Before deciding on any course of treatment, you may want to find out as much as possible about your options. Your doctors and nurses will talk to you about what treatments may be suitable for you, taking into account your preferences and how treatment may affect you. This will help you decide on the best course of treatment together.
Treatment for advanced cancer usually aims to try to control the cancer and help you live longer. It may also help improve your symptoms and quality of life. Controlling the cancer might mean shrinking the size of the tumour or stopping it from growing for a while. As well as treatment for the cancer, your doctors will prescribe any other medicines you need to manage symptoms.
The treatment that is best for you will depend on the type of cancer and where it is in your body.
You may need to have a few treatments before you and your doctor can decide whether to continue with a full course. For example, if you are having chemotherapy to control or shrink the cancer, you may have a scan after several weeks to see what effect the treatment is having. You can carry on with the course of treatment if the scan results show it is working.

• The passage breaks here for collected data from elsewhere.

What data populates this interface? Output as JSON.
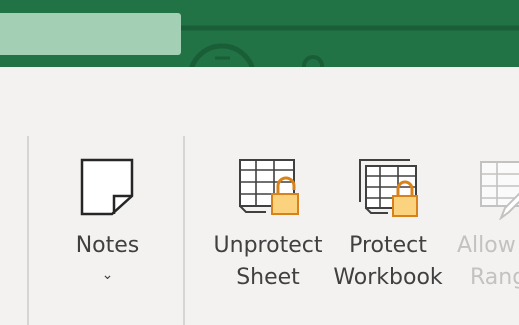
{
  "titlebar": {
    "background": "#217346"
  },
  "search": {
    "background": "#a3cfb5",
    "placeholder": ""
  },
  "ribbon": {
    "buttons": [
      {
        "id": "notes",
        "label": "Notes",
        "icon": "note-icon",
        "has_dropdown": true,
        "enabled": true
      },
      {
        "id": "unprotect-sheet",
        "line1": "Unprotect",
        "line2": "Sheet",
        "icon": "unprotect-sheet-icon",
        "enabled": true
      },
      {
        "id": "protect-workbook",
        "line1": "Protect",
        "line2": "Workbook",
        "icon": "protect-workbook-icon",
        "enabled": true
      },
      {
        "id": "allow-ranges",
        "line1": "Allow",
        "line2": "Rang",
        "icon": "allow-edit-ranges-icon",
        "enabled": false
      }
    ],
    "colors": {
      "lock_fill": "#fbd37f",
      "lock_stroke": "#d9821a",
      "text": "#404040",
      "disabled_text": "#c3c2c0"
    }
  }
}
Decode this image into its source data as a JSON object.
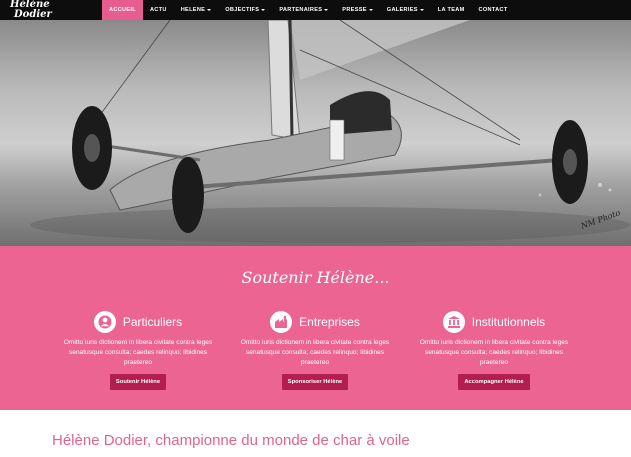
{
  "logo": {
    "line1": "Hélène",
    "line2": "Dodier"
  },
  "nav": [
    {
      "label": "ACCUEIL",
      "dropdown": false,
      "active": true
    },
    {
      "label": "ACTU",
      "dropdown": false
    },
    {
      "label": "HELENE",
      "dropdown": true
    },
    {
      "label": "OBJECTIFS",
      "dropdown": true
    },
    {
      "label": "PARTENAIRES",
      "dropdown": true
    },
    {
      "label": "PRESSE",
      "dropdown": true
    },
    {
      "label": "GALERIES",
      "dropdown": true
    },
    {
      "label": "LA TEAM",
      "dropdown": false
    },
    {
      "label": "CONTACT",
      "dropdown": false
    }
  ],
  "hero": {
    "photo_credit": "NM Photo"
  },
  "support": {
    "title": "Soutenir Hélène...",
    "columns": [
      {
        "icon": "person-icon",
        "title": "Particuliers",
        "text": "Omitto iuris dictionem in libera civitate contra leges senatusque consulta; caedes relinquo; libidines praetereo",
        "button": "Soutenir Hélène"
      },
      {
        "icon": "factory-icon",
        "title": "Entreprises",
        "text": "Omitto iuris dictionem in libera civitate contra leges senatusque consulta; caedes relinquo; libidines praetereo",
        "button": "Sponsoriser Hélène"
      },
      {
        "icon": "institution-icon",
        "title": "Institutionnels",
        "text": "Omitto iuris dictionem in libera civitate contra leges senatusque consulta; caedes relinquo; libidines praetereo",
        "button": "Accompagner Hélène"
      }
    ]
  },
  "headline": "Hélène Dodier, championne du monde de char à voile",
  "colors": {
    "pink": "#ec6492",
    "button": "#b11e4f",
    "nav_bg": "#0d0d0d",
    "headline": "#e26391"
  }
}
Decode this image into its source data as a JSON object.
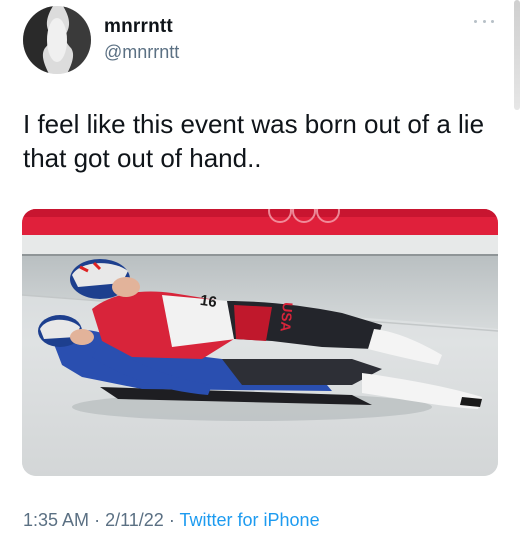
{
  "user": {
    "display_name": "mnrrntt",
    "handle": "@mnrrntt",
    "avatar_icon": "avatar-face-profile-icon"
  },
  "tweet": {
    "text": "I feel like this event was born out of a lie that got out of hand..",
    "more_icon": "more-options-icon"
  },
  "media": {
    "bib_number": "16",
    "suit_text": "USA"
  },
  "meta": {
    "time": "1:35 AM",
    "separator_1": "·",
    "date": "2/11/22",
    "separator_2": "·",
    "source": "Twitter for iPhone"
  },
  "colors": {
    "text_primary": "#0f1419",
    "text_secondary": "#5b7083",
    "link": "#1d9bf0"
  }
}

However, there may come a time when the treatment has little effect on the cancer. You may start getting the side effects of the treatment without any of the benefits. Making treatment decisions in these circumstances is always difficult. You may want to talk with your cancer doctor (oncologist), specialist nurse and family before deciding what to do.
If you decide not to have treatment, you will be given supportive (palliative) care with medicines to control any symptoms. These may include drugs to manage pain or stop you feeling sick (nausea). You might also be given cancer treatments to ease symptoms. For example, radiotherapy can help with pain as well as being a cancer treatment.